A Diabetes é uma doença crónica que não tem cura, que implica tratamento, vigilância diária, consultas e exames frequentes, internamentos mas, acima de tudo, que pode implicar a diminuição da qualidade de vida pelas complicações invalidantes que pode originar a longo prazo (amputações, feridas, ataques cardíacos, diálise, cegueira, entre outros).

Existem vários tipos de diabetes, sendo as mais frequentes a tipo I, a tipo II e a Gestacional (que surge na gravidez). Pelo facto da Diabetes Mellitus tipo II estar muito relacionada com os estilos de vida e ser possível de prevenir, será a esta que dedicarei mais atenção neste artigo.

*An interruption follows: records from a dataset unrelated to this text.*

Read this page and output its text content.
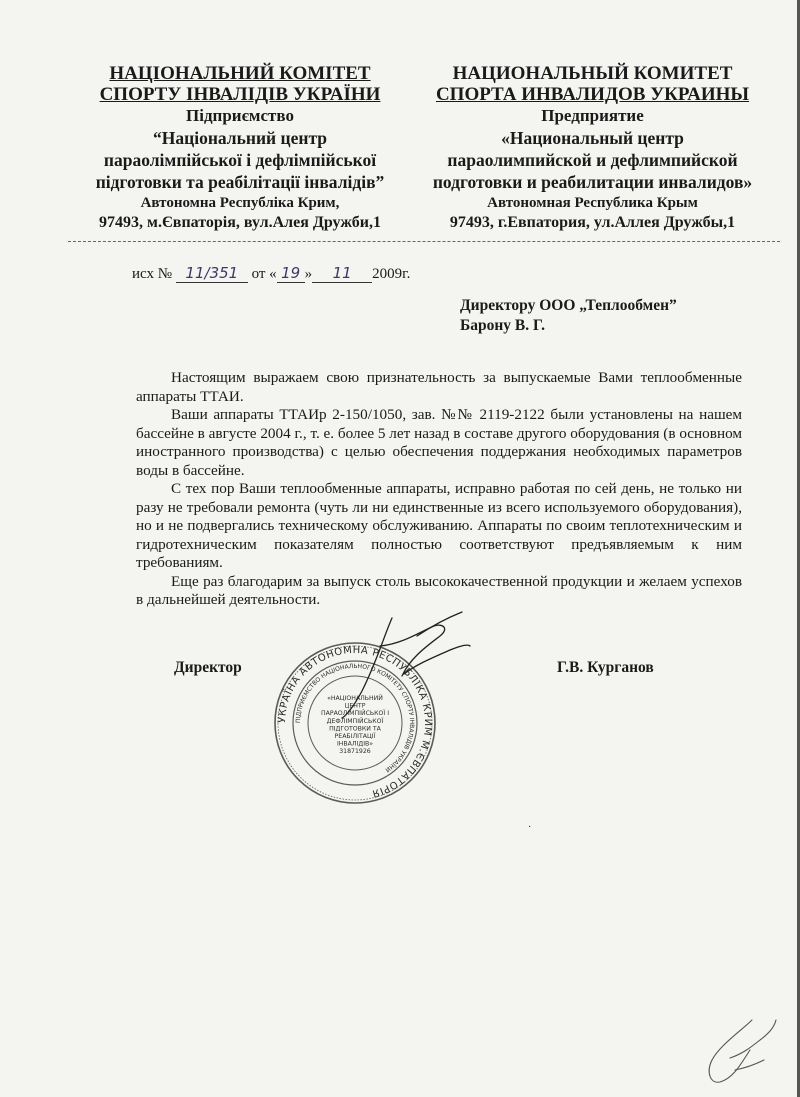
НАЦІОНАЛЬНИЙ КОМІТЕТ
СПОРТУ ІНВАЛІДІВ УКРАЇНИ
Підприємство
“Національний центр
параолімпійської і дефлімпійської
підготовки та реабілітації інвалідів”
Автономна Республіка Крим,
97493, м.Євпаторія, вул.Алея Дружби,1
НАЦИОНАЛЬНЫЙ КОМИТЕТ
СПОРТА ИНВАЛИДОВ УКРАИНЫ
Предприятие
«Национальный центр
параолимпийской и дефлимпийской
подготовки и реабилитации инвалидов»
Автономная Республика Крым
97493, г.Евпатория, ул.Аллея Дружбы,1
исх № 11/351 от « 19 » 11 2009г.
Директору ООО „Теплообмен”
Барону В. Г.

Настоящим выражаем свою признательность за выпускаемые Вами теплообменные аппараты ТТАИ.

Ваши аппараты ТТАИр 2-150/1050, зав. №№ 2119-2122 были установлены на нашем бассейне в августе 2004 г., т. е. более 5 лет назад в составе другого оборудования (в основном иностранного производства) с целью обеспечения поддержания необходимых параметров воды в бассейне.

С тех пор Ваши теплообменные аппараты, исправно работая по сей день, не только ни разу не требовали ремонта (чуть ли ни единственные из всего используемого оборудования), но и не подвергались техническому обслуживанию. Аппараты по своим теплотехническим и гидротехническим показателям полностью соответствуют предъявляемым к ним требованиям.

Еще раз благодарим за выпуск столь высококачественной продукции и желаем успехов в дальнейшей деятельности.

Директор	Г.В. Курганов
УКРАЇНА АВТОНОМНА РЕСПУБЛІКА КРИМ М.ЄВПАТОРІЯ
ПІДПРИЄМСТВО НАЦІОНАЛЬНОГО КОМІТЕТУ СПОРТУ ІНВАЛІДІВ УКРАЇНИ
«НАЦІОНАЛЬНИЙ
ЦЕНТР
ПАРАОЛІМПІЙСЬКОЇ І
ДЕФЛІМПІЙСЬКОЇ
ПІДГОТОВКИ ТА
РЕАБІЛІТАЦІЇ
ІНВАЛІДІВ»
31871926
·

Apesar de se tratar de uma doença crónica, é possível que quem tenha sido diagnosticado com diabetes tenha uma vida completamente normal, apenas com alguns cuidados acrescidos. Vamos primeiro perceber o que é a diabetes para depois compreender melhor o tratamento associado.

O que é a Diabetes Mellitus?

Da mesma maneira que um carro utiliza gasolina ou gasóleo como fonte de energia, as células do organismo utilizam glicose (açúcar). Mas, para que a glicose chegue às células, precisam de um “transportador” especial – a insulina.

O que acontece na diabetes é que a insulina produzida pelo pâncreas ou não é suficiente ou não consegue ser utilizada pelo organismo e por isso fica acumulada em excesso no sangue, chamando-se a este fenómeno hiperglicemia.

Na Diabetes tipo I, que tem normalmente início em idades jovens, por alguma razão, algumas células do pâncreas morrem e por isso não há produção de insulina, daí este tipo de diabetes ser muitas vezes designado por insulinodependente.

Na Diabetes tipo II, de longe a mais frequente, fatores como sedentarismo/pouca atividade física, obesidade e má alimentação fazem com que haja aumento da massa corporal, e que a insulina produzida seja insuficiente para tantas células. No início, o pâncreas ainda consegue compensar mas depois acaba por entrar em “exaustão” e não conseguir produzir as quantidades necessárias.

Com o aumento dos níveis de açúcar, os rins tentam eliminar esse excesso e daqui surgem dois dos sintomas típicos da diabetes: urinar com muita frequência e sede excessiva (porque se perde muitos líquidos pela urina). Para além disso, pode também existir fome fora do normal e ainda cansaço fácil, porque as células não têm “combustível” – glicose. Quando o organismo não tem açúcar para produzir energia, acaba por desenvolver um mecanismo que utiliza as gorduras como energia. Por esta razão, um dos sintomas pode ser também perda de peso.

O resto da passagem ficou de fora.